ADMET evaluation of these two leads (Fig. 8) was done to access their possibility to be drug candidates. Both met the parameters for drug-likeness including Lipinski’s rule of five (Table 5).

Fig. 8
figure 8

Potential lead candidates with potential broad-spectrum activities against the target pathogens under study a) ZINC04899565 b) ZINC49171024

Apart from indole, ZINC04899565 has a benzene and a 2,5-diketopiperazine ring. Out of all the naturally occurring peptide antibiotics, the 2,5-diketopiperazine rings are among the most numerous. Cycloserine diketopiperazine active against Mycobacterium tuberculosis, bicyclomycin active against gram-negative bacteria, avrainvillamide which contains a 3-alkylidene-3H-indole-1-oxide function active even against multi drug-resistant bacteria are some instances [49]. Moreover, 2,5-diketopiperazines have also been reported to inhibit quorum sensing in certain gram-negative bacteria thus blocking cell-to-cell communication and restraining the virulence as well [50]. Structurally, the 2,5-diketopiperazines are the smallest possible cyclic peptides, which are peptidoimmetic in nature resembling a constrained protein beta turn. They have two cis-amide bonds thus possessing 2H-bond acceptors and donors each. Although they contain conformationally constrained heterocyclic scaffolds, they are flexible since the six-membered ring can exist either in a flat or a slight puckered boat conformation. Moreover, these are stable to proteolysis [49]. All these features support them bind to a wide range of enzymes and receptors, and their good bioavailability and resistance to enzymatic degradation make them excellent drug candidates. Thus, ZINC04899565 has the potential to be a broad-spectrum antimicrobial based on this study and could be pursued further.
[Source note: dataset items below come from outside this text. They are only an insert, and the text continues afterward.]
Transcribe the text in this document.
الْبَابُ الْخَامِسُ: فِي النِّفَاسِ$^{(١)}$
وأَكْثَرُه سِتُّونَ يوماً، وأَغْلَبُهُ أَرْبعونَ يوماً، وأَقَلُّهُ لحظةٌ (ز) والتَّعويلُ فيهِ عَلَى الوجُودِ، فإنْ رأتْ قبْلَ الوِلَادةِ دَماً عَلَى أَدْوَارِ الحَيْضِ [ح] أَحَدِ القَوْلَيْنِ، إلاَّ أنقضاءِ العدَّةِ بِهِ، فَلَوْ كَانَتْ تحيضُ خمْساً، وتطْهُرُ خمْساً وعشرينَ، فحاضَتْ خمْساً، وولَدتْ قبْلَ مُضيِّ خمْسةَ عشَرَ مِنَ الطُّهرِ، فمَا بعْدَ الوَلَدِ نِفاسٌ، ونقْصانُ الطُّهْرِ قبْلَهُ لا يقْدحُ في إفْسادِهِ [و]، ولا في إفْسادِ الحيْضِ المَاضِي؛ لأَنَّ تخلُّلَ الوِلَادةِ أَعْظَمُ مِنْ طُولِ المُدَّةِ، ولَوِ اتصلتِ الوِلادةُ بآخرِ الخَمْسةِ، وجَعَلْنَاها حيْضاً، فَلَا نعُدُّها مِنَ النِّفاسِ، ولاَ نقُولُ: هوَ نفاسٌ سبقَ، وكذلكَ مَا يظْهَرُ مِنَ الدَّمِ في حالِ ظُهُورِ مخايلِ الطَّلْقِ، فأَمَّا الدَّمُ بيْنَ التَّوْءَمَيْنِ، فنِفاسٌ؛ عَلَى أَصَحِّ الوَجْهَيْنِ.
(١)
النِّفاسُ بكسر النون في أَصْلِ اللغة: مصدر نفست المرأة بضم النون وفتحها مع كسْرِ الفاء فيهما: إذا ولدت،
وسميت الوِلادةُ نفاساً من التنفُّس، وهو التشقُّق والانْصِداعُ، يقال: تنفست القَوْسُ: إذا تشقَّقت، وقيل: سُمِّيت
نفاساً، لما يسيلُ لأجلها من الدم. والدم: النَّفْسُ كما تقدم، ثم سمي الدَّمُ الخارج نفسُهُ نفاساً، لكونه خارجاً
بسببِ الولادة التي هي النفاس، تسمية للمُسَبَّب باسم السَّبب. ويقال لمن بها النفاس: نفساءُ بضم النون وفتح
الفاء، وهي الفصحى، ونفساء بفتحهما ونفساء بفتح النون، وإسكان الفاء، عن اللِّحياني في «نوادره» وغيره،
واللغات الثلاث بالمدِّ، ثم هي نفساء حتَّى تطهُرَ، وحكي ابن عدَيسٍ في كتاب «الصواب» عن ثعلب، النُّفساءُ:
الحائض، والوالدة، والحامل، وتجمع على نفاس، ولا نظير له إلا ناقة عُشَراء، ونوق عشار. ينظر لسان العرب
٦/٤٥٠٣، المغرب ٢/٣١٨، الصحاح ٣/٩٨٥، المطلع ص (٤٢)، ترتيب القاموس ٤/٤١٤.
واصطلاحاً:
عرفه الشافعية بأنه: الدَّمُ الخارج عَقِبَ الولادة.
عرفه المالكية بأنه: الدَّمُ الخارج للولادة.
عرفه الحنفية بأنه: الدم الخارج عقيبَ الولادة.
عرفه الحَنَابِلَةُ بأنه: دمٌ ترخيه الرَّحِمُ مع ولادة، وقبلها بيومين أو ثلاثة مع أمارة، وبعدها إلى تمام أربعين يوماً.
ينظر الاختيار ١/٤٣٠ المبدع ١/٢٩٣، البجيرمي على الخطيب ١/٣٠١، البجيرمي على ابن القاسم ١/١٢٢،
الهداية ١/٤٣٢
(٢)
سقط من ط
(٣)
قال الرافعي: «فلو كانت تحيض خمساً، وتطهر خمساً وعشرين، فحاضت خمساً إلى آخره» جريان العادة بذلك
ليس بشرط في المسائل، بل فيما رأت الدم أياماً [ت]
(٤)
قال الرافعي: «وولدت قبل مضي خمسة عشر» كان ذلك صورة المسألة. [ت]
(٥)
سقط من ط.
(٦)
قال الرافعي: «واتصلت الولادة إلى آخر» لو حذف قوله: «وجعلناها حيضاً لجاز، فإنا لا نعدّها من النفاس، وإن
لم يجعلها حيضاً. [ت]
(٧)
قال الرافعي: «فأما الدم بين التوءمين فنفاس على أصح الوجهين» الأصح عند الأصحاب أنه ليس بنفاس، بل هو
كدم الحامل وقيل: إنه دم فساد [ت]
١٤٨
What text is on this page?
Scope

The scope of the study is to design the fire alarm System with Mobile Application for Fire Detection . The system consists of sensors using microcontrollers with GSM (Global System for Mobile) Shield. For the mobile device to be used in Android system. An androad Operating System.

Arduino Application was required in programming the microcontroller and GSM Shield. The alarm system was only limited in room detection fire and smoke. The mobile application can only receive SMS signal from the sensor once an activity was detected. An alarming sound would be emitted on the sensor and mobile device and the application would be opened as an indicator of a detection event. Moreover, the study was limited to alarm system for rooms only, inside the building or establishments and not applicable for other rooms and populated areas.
ZINC49171024 is an indole with a pyrrolidine and a benzimidazole ring. Pyrrolidine moiety containing compounds have been reported as antimicrobials and fungals [51]. The strong lipophilic properties of benzimidazoles contribute in producing antimicrobial effects [52]. All these features indicate the high probability of these two compounds to be developed as broad-spectrum antimicrobials.

Conclusion

CADD approaches were used in this study to discover potential methyltransferase inhibitory activities of indole derivatives. Multiple protein targets were subjected to molecular docking that resulted ZINC04899565 and ZINC49171024 as probable therapeutic drug candidates with multi-target potential and probable antimicrobial resistance managers since these multiple targets would be troublesome for the pathogens to easily evolve resistance as these are really critical in its survival and mutating these targets could be more lethal than survival.